Surge entonces la interrogante de cómo garantizar el acceso a la justicia en medio de la pandemia, cómo salvaguardar el derecho a la reparación de las víctimas y mantener la memoria viva en estos tiempos tan convulsos.
Considerando la deuda histórica del Estado, no solo hacia las víctimas, sino a la sociedad entera, las instancias judiciales deben continuar los procesos y priorizar los casos de graves violaciones a los derechos humanos. Obligados a investigar, juzgar y sancionar estos crímenes, y a la luz de los principios de debida diligencia y el deber de reparar, las fiscalías y tribunales deben adaptarse a las circunstancias para cumplir con su labor y a la vez asegurar la protección de los sujetos procesales frente al coronavirus.
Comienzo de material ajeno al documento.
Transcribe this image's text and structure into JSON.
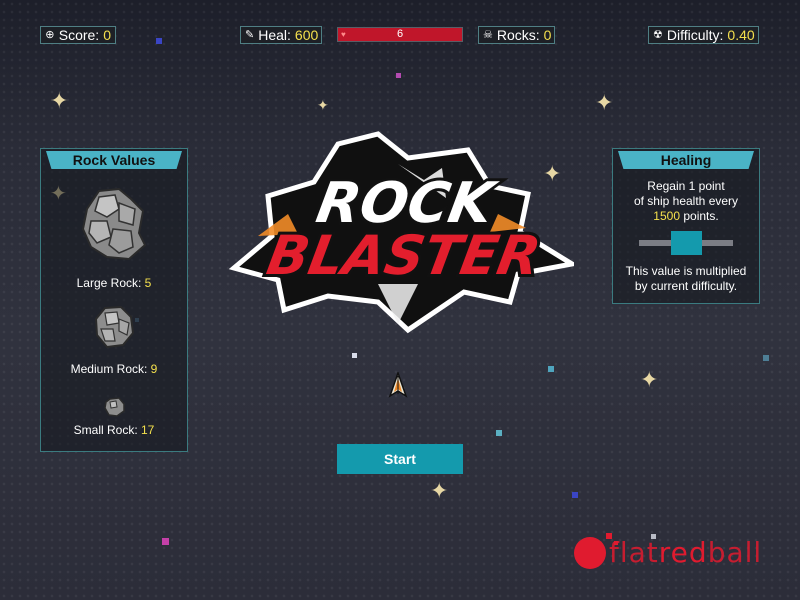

Lo mismo sucede con los pedidos de los responsables para obtener prisión domiciliar. Sin negar la necesidad de protección a personas vulnerables como las privadas de libertad y las adultas mayores, el Estado debe conciliar las medidas en este sentido con los derechos de las víctimas y la naturaleza de los hechos. La jurisprudencia interamericana ya ha establecido que al tratarse de condenados por graves violaciones debe tomarse la medida menos restrictiva al acceso a la justicia de las víctimas. En línea con la Comisión Interamericana y el Relator Especial de la ONU sobre verdad, justicia y reparación, ninguna acción estatal ante el COVID-19 puede provocar impunidad sobre este tipo de crímenes, por lo que los Estados deben evaluar estas solicitudes con la mayor exigencia y respetando el principio de proporcionalidad. Lo primordial sería entonces que se garanticen condiciones de detención seguras y salubres, como debería ser, en todas las prisiones.
Frente a todo, la memoria no está en cuarentena. Las Abuelas de Plaza de Mayo no guardaron sus pañuelos para conmemorar el Día de la Memoria y las madres uruguayas recorrieron las calles de las redes sociales con la Marcha del Silencio. Entre las notas que suman los contagios de coronavirus, se hacen lugar los recuerdos de las atrocidades del pasado, que año con año colectivos y organizaciones mantienen vigentes.
Con esa convicción, hoy que se debate sobre el futuro y la necesidad de un nuevo pacto social post-pandemia, es indispensable que en la agenda esté presente la deuda histórica por las violaciones de los derechos humanos. Es impensable construir una sociedad más justa e incluyente, si ésta no se logra reconciliar verdaderamente con su pasado reciente.
Debemos hacernos cargo de este legado, exigiendo a los Estados poner fin a la impunidad, y mantenerlo en nuestra memoria colectiva como un recordatorio de lo que nunca más se debe repetir.